Give your outdoor dining table a new spin.
Overall dimensions: 19 1⁄2" × 19 1⁄2"d × 1 1⁄4"h
Passing the ketchup and mustard around the picnic table just got a whole lot easier with this table topper. Glue and splines hold the perimeter of the table frame together. A lazy Susan bearing hidden in a channel underneath allows for the rotation, while a hole in the center of the assembly accommodates an umbrella shaft. With the stock and bearing on hand, you can build the piece in an afternoon.
Make the perimeter frame
- Starting with an 8'-long cedar 2×6 or a piece of 6/4 cedar of similar length and width, mill the wood to 1 1⁄4" thick by 3 1⁄2" wide for the perimeter frame pieces (A).
- Install a 3⁄4"-wide dado set in your tablesaw, and raise it 3⁄4" above the table. Adjust the fence 1" from the dado set, and begin cutting a 1 7⁄8"-wide channel, 3⁄4" deep, on one face of the board. Adjust the fence as necessary to achieve the channel’s full width. (This will be the bottom face; the edge in contact with the fence will be the outside edge.)
- Using a 1⁄4" dado set and a sacrificial fence placed alongside it, cut a 1⁄4" rabbet, 3⁄4" deep along the top face and inside edge of the board, where shown in Figure 1.
- Adjust your mitersaw to the right to cut at 67 1⁄2° (or 22 1⁄2°, depending on your saw’s settings). Set up a 4"-wide stopblock on the right side of the blade for an 8"-long cut to create the trapezoids making up the perimeter frame. Now, make a test cut on a 3 1⁄2"-wide piece of scrap. Swing the blade to 67 1⁄2° to the left. Slide the test piece against the stop and make the cut. Verify the angles and length. Next, set the blade to 67 1⁄2° right, and cut the first miter at the right end of the perimeter board stock. Set the blade to 67 1⁄2° to the left, slide the mitered end of the board to the stop, and cut the first perimeter frame piece (A). Repeat the procedure to cut the remaining seven frame pieces.

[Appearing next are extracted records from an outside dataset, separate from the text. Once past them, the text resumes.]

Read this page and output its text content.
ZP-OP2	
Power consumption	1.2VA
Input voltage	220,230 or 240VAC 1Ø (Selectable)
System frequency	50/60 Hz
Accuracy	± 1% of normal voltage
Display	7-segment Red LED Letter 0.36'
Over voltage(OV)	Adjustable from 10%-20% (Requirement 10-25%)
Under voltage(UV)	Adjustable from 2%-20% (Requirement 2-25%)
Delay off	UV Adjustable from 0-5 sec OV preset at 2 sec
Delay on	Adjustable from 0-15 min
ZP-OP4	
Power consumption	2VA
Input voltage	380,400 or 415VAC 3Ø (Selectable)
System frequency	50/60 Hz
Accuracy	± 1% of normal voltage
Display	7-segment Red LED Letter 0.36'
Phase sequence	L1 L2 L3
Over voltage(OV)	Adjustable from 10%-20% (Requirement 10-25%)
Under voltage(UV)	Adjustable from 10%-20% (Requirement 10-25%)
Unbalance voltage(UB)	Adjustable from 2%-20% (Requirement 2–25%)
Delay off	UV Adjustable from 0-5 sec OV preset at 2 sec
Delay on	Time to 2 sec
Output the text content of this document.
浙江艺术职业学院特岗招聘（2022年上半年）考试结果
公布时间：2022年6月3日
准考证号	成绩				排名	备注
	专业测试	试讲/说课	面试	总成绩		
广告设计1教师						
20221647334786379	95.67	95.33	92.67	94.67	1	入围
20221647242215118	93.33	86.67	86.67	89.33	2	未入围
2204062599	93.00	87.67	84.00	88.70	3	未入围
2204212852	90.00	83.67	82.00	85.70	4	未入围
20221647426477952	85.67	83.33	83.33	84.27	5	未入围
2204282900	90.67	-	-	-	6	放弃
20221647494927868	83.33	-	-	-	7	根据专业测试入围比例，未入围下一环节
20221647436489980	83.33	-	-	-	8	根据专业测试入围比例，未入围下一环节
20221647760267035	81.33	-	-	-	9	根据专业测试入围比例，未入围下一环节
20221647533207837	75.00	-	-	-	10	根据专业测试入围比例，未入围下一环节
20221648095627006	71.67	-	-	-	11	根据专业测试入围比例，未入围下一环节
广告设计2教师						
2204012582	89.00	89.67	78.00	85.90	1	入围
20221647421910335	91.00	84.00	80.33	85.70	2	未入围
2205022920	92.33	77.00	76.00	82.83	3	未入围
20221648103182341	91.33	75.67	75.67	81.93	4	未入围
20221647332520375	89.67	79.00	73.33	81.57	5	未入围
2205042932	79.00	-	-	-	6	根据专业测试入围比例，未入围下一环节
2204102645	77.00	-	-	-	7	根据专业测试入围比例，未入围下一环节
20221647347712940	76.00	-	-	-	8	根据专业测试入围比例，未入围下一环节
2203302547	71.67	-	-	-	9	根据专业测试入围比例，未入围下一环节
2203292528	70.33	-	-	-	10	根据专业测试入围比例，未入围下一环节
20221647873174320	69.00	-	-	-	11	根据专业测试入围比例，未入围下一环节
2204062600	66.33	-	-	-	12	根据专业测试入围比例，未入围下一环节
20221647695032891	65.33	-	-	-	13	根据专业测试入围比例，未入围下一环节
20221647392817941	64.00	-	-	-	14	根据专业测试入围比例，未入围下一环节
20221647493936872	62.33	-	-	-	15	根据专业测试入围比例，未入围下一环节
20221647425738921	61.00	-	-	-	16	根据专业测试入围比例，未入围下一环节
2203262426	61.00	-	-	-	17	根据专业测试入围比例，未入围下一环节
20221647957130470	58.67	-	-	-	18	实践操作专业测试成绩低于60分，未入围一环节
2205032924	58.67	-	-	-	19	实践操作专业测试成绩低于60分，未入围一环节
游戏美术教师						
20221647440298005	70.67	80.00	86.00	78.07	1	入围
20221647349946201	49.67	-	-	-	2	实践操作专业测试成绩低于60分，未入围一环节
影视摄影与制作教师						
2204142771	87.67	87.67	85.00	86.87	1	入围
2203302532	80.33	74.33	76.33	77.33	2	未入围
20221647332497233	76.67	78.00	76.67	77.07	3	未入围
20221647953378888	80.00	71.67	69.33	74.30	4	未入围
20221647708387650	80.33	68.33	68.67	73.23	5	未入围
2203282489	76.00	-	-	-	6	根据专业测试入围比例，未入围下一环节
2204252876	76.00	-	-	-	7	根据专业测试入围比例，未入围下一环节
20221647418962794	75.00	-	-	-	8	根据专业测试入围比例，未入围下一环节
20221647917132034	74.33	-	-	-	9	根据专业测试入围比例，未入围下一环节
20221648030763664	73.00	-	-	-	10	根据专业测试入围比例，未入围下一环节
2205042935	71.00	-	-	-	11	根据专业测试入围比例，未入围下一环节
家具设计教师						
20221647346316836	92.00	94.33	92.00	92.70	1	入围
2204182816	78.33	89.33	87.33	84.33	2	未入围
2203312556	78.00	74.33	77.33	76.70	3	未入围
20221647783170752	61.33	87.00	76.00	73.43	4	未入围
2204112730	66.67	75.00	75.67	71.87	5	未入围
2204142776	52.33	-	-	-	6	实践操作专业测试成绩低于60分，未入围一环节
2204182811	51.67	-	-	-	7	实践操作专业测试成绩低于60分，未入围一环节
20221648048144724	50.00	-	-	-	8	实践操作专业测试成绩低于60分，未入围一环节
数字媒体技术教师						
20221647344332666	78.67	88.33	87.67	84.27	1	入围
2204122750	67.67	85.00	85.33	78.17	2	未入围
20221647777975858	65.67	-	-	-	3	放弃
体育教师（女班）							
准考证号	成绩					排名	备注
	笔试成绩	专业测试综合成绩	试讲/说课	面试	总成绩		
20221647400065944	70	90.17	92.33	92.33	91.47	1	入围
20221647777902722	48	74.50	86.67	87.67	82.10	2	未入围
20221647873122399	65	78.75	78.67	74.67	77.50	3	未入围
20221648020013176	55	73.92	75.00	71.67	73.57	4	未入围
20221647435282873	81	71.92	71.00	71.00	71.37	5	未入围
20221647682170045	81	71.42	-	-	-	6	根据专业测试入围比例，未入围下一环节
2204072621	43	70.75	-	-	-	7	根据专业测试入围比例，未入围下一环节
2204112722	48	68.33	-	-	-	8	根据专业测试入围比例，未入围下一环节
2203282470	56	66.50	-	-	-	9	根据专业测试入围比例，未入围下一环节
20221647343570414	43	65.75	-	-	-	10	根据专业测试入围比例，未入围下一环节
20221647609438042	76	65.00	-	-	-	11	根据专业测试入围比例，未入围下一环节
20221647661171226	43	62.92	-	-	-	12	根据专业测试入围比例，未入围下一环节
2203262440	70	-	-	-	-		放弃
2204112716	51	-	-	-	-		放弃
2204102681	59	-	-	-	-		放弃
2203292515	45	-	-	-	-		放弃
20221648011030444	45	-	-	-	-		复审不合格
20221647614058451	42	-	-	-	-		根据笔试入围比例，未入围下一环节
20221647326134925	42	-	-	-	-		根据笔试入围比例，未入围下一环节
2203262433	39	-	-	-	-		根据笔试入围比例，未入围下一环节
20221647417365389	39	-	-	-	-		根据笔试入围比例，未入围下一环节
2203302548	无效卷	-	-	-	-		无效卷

- Using an exterior-grade glue and working on a flat surface, glue up the perimeter frame pieces (A) to form an octagon, clamping with a strap clamp. Let the glue set up and remove the strap.
- Make the slot-cutting jig in Figure 2 for your tablesaw using scrap 3⁄4" MDF or plywood. Shape a pair of add-on fences to suit the octagonal frame, and adhere them to the jig’s tall fence using double-faced tape. Install a saw blade in your saw that cuts a flatbottomed kerf, and raise the blade to cut 3⁄4"-deep into the corners of the octagonal frame. Adjust the saw fence to center the slot cuts in the edge of the frame. Now, place the frame on the jig, clamp it in place, and cut the first spline slot. Similarly, cut the remaining slots at each perimeter joint.
- Resaw enough 1"-wide spline stock to fit the spline slots. (I used walnut for contrast.) Cut the pieces to length, work glue into the slots with a thin applicator, and tap the splines in place. After the glue sets, trim and sand the splines flush to the edges of the octagonal frame.
Add the tabletop boards, stabilizer, and bearing
- Cut enough 3⁄4"-thick stock to 3 1⁄8" wide for the outside tabletop boards (B) and inside tabletop boards (C).
- Measure to fit and cut the ends of the outside tabletop boards (B) at 67 1⁄2°. Note that these pieces fit snugly against the inside edges of the octagonal frame. Fit the pieces in place, as shown in Figure 1.
- Measure the distance between the outside tabletop boards (B). Subtract from this number the combined widths of the two inside tabletop boards (C). Divide the remainder by three for the spacing between the tabletop boards once in place.
- Cut the inside tabletop boards (C) to length. Using the established spacing, set the boards on the octagonal frame opening parallel to the outside tabletop boards (B), and mark the angles for a snug fit. Cut the corners of the tabletop boards, and test their fit and spacing. Glue and pin (or clamp) all the pieces in place in the frame’s rabbet.
- Cut the octagonal stabilizer (D) to the size in the Cut List. Center and glue it in place, orienting the grain at a 45° angle to the grain direction of the tabletop boards.
- Drill a centered 1 1⁄2" hole for an umbrella shaft in the lazy Susan assembly (A/B/C/D).
- With a 1⁄4" radius round-over bit in a router table or handheld router, round over the edges of the lazy Susan and the 1 1⁄2" hole. Avoid letting the bearing dip into the gap between the boards. Sand the assembly through 220 grit. Apply an exterior finish. (I used Sikkens Cetol SRD.)
- Center the bearing in the channel in part A, and screw it in place. The rubber feet extend below the assembly.